The data duplication ablation matters. Without it, the MTL results would be ambiguous — the gains could be explained by exposure to more labelled data, not by task interaction. Isolating these two effects is what allows the thesis to make a causal claim about the role of multi-task structure, rather than just reporting correlations.

Label granularity mediates the effect. When the auxiliary task uses fine-grained labels (more imbalanced, harder), MTL provides a stronger benefit. When labels are coarsened (more balanced, easier), the MTL advantage diminishes or reverses. This suggests that MTL's regularisation effect is most valuable when the model is at greatest risk of overfitting to dominant classes.

Methodology Notes

Evaluation over 20 seeds (10 per ablation) with mean ± standard deviation reported for all metrics. Statistical significance assessed via two-sided Wilcoxon signed-rank tests. Three complementary metrics: micro-F1 (overall accuracy, sensitive to frequent classes), macro-F1 (per-class average, sensitive to rare classes), and exact match ratio (strictest — every label correct for a given instance).

The full multi-label, hierarchical label taxonomy was preserved rather than simplified to multi-class. This is a deliberate methodological choice: it makes the problem harder but the results more representative of real-world classification tasks where label spaces are large, imbalanced, and structured.

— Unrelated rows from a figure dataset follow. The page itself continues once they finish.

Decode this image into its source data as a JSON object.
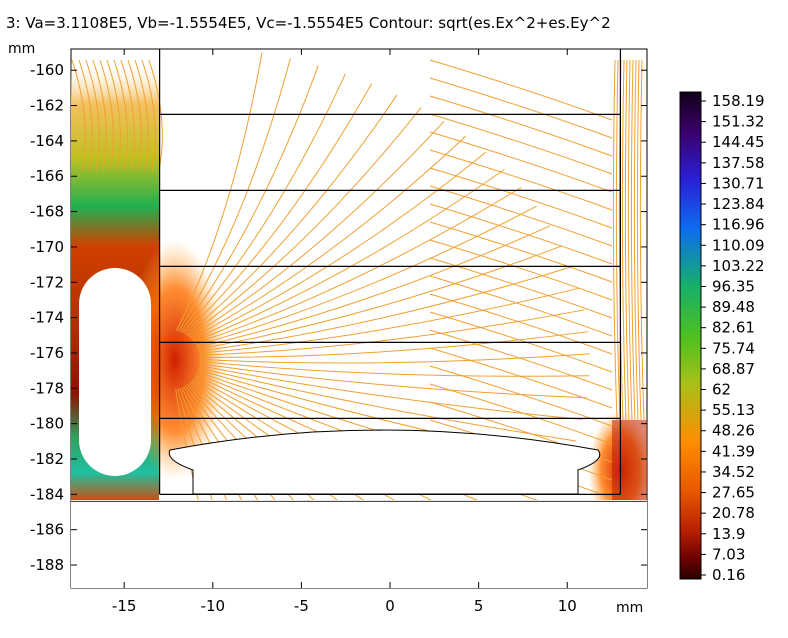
{
  "title": "3: Va=3.1108E5, Vb=-1.5554E5, Vc=-1.5554E5  Contour: sqrt(es.Ex^2+es.Ey^2",
  "chart_data": {
    "type": "contour",
    "xunit": "mm",
    "yunit": "mm",
    "xlim": [
      -18,
      14.5
    ],
    "ylim": [
      -189.3,
      -158.8
    ],
    "xticks": [
      -15,
      -10,
      -5,
      0,
      5,
      10
    ],
    "xtick_labels": [
      "-15",
      "-10",
      "-5",
      "0",
      "5",
      "10"
    ],
    "yticks": [
      -160,
      -162,
      -164,
      -166,
      -168,
      -170,
      -172,
      -174,
      -176,
      -178,
      -180,
      -182,
      -184,
      -186,
      -188
    ],
    "ytick_labels": [
      "-160",
      "-162",
      "-164",
      "-166",
      "-168",
      "-170",
      "-172",
      "-174",
      "-176",
      "-178",
      "-180",
      "-182",
      "-184",
      "-186",
      "-188"
    ],
    "colorbar": {
      "min": 0.16,
      "max": 158.19,
      "tick_labels": [
        "158.19",
        "151.32",
        "144.45",
        "137.58",
        "130.71",
        "123.84",
        "116.96",
        "110.09",
        "103.22",
        "96.35",
        "89.48",
        "82.61",
        "75.74",
        "68.87",
        "62",
        "55.13",
        "48.26",
        "41.39",
        "34.52",
        "27.65",
        "20.78",
        "13.9",
        "7.03",
        "0.16"
      ],
      "colormap": [
        "#100018",
        "#3a006a",
        "#2a1fd8",
        "#0c6cf0",
        "#16b068",
        "#4cc020",
        "#a8c018",
        "#ff8c00",
        "#e85800",
        "#b82000",
        "#6a0000",
        "#2a0000"
      ]
    },
    "contour_color": "#f0a030",
    "geometry_lines_y": [
      -162.5,
      -166.8,
      -171.1,
      -175.4,
      -179.7,
      -184.0
    ],
    "geometry_x": [
      -13,
      13
    ]
  }
}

Post-hoc interpretability via SHAP token attributions was included for completeness but treated with appropriate caution given the known limitations of post-hoc explanations for transformer models.

Relevance to Applied ML

The project addresses a problem that recurs in every production ML system: your training data does not perfectly represent the data you will encounter at deployment. The findings have direct implications for practitioners deciding between single-task and multi-task architectures.

Reach for MTL when you have limited labelled data, severe class imbalance, or reason to expect domain shift at deployment. The inductive bias from a related auxiliary task can act as a structural regulariser that simple data augmentation cannot fully replicate.

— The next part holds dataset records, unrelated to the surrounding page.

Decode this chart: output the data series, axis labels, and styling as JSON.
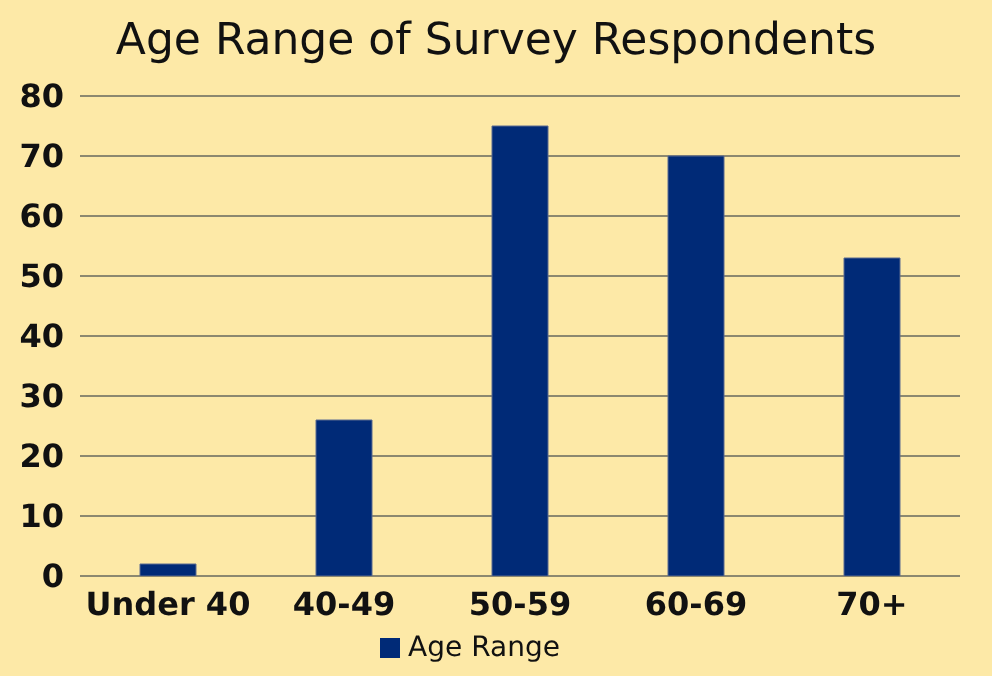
{
  "chart_data": {
    "type": "bar",
    "title": "Age Range of Survey Respondents",
    "categories": [
      "Under 40",
      "40-49",
      "50-59",
      "60-69",
      "70+"
    ],
    "series": [
      {
        "name": "Age Range",
        "color": "#002a77",
        "values": [
          2,
          26,
          75,
          70,
          53
        ]
      }
    ],
    "ylim": [
      0,
      80
    ],
    "yticks": [
      0,
      10,
      20,
      30,
      40,
      50,
      60,
      70,
      80
    ],
    "grid": "y",
    "legend": "bottom"
  }
}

Stay with STL when you have sufficient, well-distributed training data and a stable deployment domain. The specialisation advantage of a single-task model outweighs the regularisation benefit of MTL in these conditions.

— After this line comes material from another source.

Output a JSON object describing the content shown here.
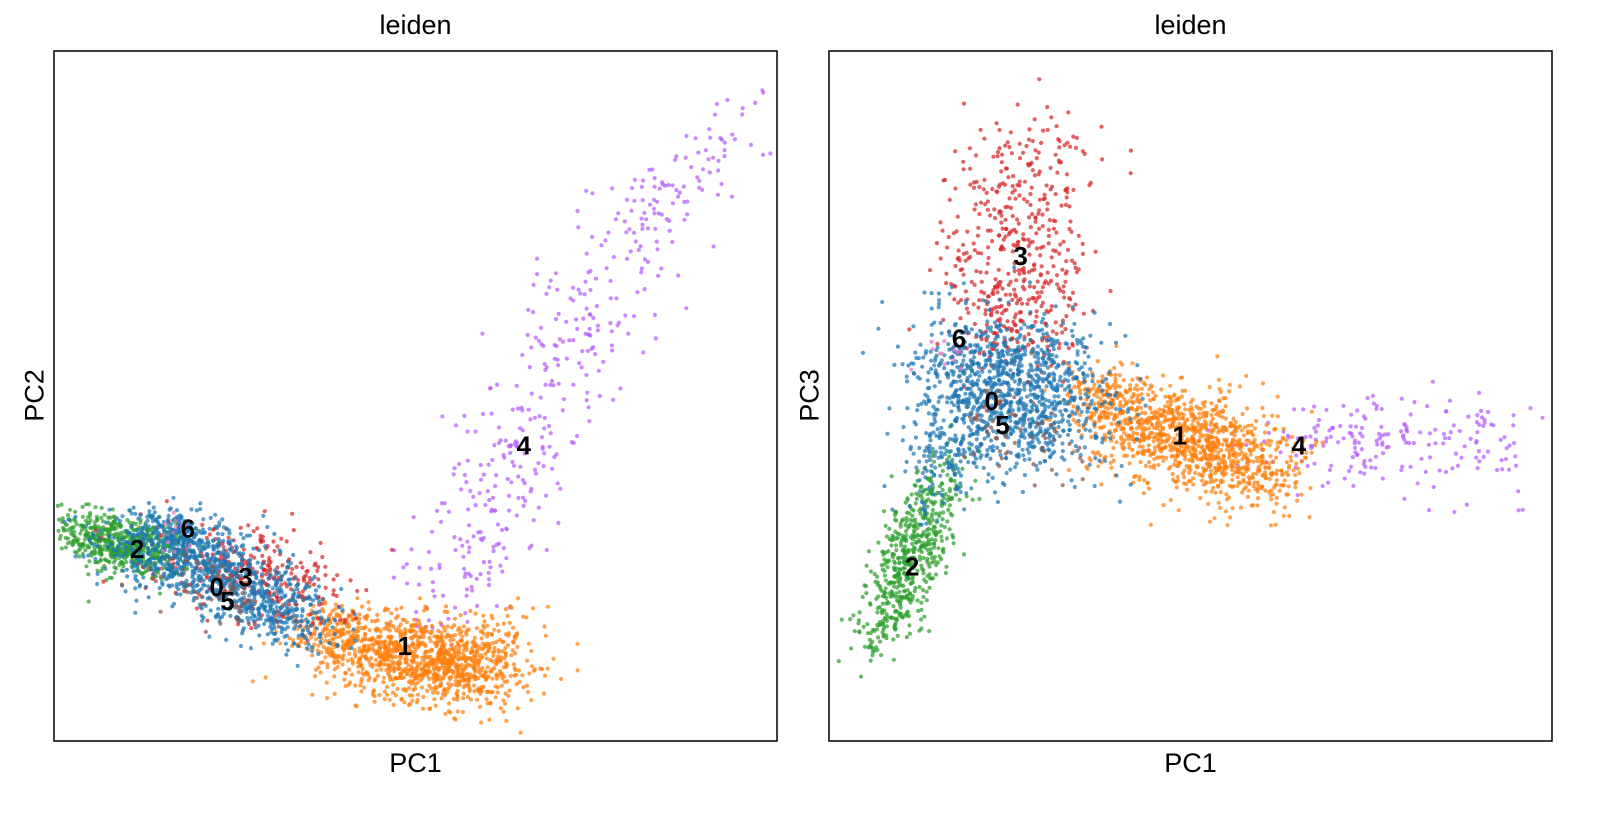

Design your evaluation to isolate mechanisms. An MTL result without a data-volume control is incomplete. An out-of-domain evaluation without disentangling input shift from label shift conflates two different failure modes. The ablation methodology used here — varying one factor while holding others constant — is transferable to any model evaluation pipeline.

This post is a condensed version of my MSc thesis at the University of Amsterdam (2025). The full thesis is available on request. An earlier version was published on Medium.